Blogia
On Poetry and Culture Shock

Why I write haikus.

The night lies ahead.
Cup of tea full to the brim.
The poem doesn’t come.

Toda la noche por delante.
Una taza de té llena hasta el borde.
El poema no llega
.

Let' say this again: Every artist that has stopped to theorise about Art in the abstract, about What Art Ought to Be, reaches a simple and easy conclusion. Art ought to be what I do. I am, of course, no exception. What I like and dislike is dictated by what I do or can’t do.

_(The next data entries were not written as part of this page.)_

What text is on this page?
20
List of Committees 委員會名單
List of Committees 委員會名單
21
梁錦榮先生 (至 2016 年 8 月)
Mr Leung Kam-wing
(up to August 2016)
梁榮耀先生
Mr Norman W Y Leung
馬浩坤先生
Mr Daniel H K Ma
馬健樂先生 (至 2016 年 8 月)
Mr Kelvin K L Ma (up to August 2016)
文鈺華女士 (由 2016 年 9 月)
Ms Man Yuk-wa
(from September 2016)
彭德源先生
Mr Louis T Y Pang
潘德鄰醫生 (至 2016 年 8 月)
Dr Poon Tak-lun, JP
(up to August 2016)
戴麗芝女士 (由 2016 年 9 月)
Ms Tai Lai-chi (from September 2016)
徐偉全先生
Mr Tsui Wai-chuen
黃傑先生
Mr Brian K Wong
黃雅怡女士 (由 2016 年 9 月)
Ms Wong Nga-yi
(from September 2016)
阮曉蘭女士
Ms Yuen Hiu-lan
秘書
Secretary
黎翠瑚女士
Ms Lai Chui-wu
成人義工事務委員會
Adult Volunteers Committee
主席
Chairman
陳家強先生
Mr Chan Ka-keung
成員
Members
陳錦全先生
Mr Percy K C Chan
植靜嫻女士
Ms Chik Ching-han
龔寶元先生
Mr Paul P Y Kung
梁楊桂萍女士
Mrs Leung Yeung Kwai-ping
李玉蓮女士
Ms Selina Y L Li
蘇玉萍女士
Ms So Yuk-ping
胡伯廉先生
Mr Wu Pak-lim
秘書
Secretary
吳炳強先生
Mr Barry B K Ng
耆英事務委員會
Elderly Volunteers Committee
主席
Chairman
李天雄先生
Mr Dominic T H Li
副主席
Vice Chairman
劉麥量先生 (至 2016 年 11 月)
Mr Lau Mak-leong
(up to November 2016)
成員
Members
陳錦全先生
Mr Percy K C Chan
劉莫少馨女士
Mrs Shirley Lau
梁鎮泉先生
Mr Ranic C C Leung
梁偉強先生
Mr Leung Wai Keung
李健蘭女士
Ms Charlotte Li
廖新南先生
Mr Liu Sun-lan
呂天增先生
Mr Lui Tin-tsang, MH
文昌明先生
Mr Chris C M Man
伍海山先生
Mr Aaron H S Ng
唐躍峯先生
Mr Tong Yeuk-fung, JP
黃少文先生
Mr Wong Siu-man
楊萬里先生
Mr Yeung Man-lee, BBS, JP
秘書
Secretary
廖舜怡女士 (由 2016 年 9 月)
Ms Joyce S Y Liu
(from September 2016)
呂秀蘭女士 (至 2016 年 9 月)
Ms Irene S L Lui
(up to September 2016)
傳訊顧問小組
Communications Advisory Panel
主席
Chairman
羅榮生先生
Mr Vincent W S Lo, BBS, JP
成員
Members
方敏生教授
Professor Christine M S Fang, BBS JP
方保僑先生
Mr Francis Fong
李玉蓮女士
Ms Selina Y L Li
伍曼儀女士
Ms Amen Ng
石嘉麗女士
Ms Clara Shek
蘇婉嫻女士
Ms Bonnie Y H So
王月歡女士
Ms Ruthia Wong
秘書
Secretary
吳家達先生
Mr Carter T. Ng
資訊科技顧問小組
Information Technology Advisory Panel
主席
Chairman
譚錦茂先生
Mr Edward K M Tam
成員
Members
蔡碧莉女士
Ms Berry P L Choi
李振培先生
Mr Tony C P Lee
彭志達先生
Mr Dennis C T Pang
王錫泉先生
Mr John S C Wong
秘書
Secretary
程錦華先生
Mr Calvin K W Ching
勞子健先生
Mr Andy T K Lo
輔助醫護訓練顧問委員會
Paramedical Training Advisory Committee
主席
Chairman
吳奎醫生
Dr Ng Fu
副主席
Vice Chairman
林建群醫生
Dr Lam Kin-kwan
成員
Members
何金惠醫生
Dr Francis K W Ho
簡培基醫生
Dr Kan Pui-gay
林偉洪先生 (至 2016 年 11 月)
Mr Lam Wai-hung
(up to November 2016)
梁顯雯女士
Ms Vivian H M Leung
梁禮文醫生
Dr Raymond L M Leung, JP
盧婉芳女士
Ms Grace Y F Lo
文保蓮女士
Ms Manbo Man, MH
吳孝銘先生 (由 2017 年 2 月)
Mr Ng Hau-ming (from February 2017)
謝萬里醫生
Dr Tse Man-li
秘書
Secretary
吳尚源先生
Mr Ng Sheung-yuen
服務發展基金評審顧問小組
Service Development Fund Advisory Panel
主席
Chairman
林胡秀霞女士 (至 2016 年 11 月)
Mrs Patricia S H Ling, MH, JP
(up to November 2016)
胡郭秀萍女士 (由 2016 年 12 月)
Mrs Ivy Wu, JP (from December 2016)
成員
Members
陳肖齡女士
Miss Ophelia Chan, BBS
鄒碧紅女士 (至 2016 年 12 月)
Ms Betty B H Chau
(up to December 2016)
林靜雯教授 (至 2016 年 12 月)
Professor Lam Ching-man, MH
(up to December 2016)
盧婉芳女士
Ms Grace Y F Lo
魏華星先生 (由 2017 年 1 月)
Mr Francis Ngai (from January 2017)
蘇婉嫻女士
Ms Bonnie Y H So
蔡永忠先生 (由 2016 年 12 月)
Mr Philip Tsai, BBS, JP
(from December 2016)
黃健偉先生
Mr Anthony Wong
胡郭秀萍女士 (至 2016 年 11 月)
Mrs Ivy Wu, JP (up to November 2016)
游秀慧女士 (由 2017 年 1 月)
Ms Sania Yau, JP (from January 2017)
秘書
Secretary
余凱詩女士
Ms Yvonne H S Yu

So: If I say that haikus offer the perfect balance of form and freedom, it means that what I can and cannot write gives me that opinion. First of all, I love haikus because they don’t rhyme. Rhyme is an unnecessary constraint that forces the poet to look for a word that fits form instead of meaning. Rhyme for its own sake, especially when it is difficult as in Spanish rap, is an interesting device. In poetry, is often superfluous, and what’s worse, distracting. And the most important thing: para rimar tiempos verbales, mejor no escribas. That is, you’d better not write at all if you intend to rhyme grammatical suffixes or particles.

Good. We have one principle: use excellent, original rhyme for its own sake, or don’t rhyme at all. Now, the distinction between poetry and poetic prose is in rhythm. Of all the non-rhyming traditional poetic forms, haikus are interesting because they must be concise: you cannot waste a syllable. Forms that don’t have a line count run the risk of heading straight into explanation. “This is what happened” slipping into “and this is the way it made me feel”. A haiku is the photograph of a feeling, not its description.

The last question is why not free verse. Free verse is the hardest of all because there are no rules and that makes mistakes so much easier. The balance is no longer between form and meaning but between freedom and self-indulgence. The old saying “master the rules before breaking them” applies. A good poem is one that is fresh and original even if it sticks to the rules. But, what makes a good free verse poem? Nobody knows. Yet.

1 comentario

Suskiin -

I just entered to visit your new blog in blogia! Hey, I already thought that if you would live in Barcelona, we could go to bellydance together!
I have to try and write some haikus one day.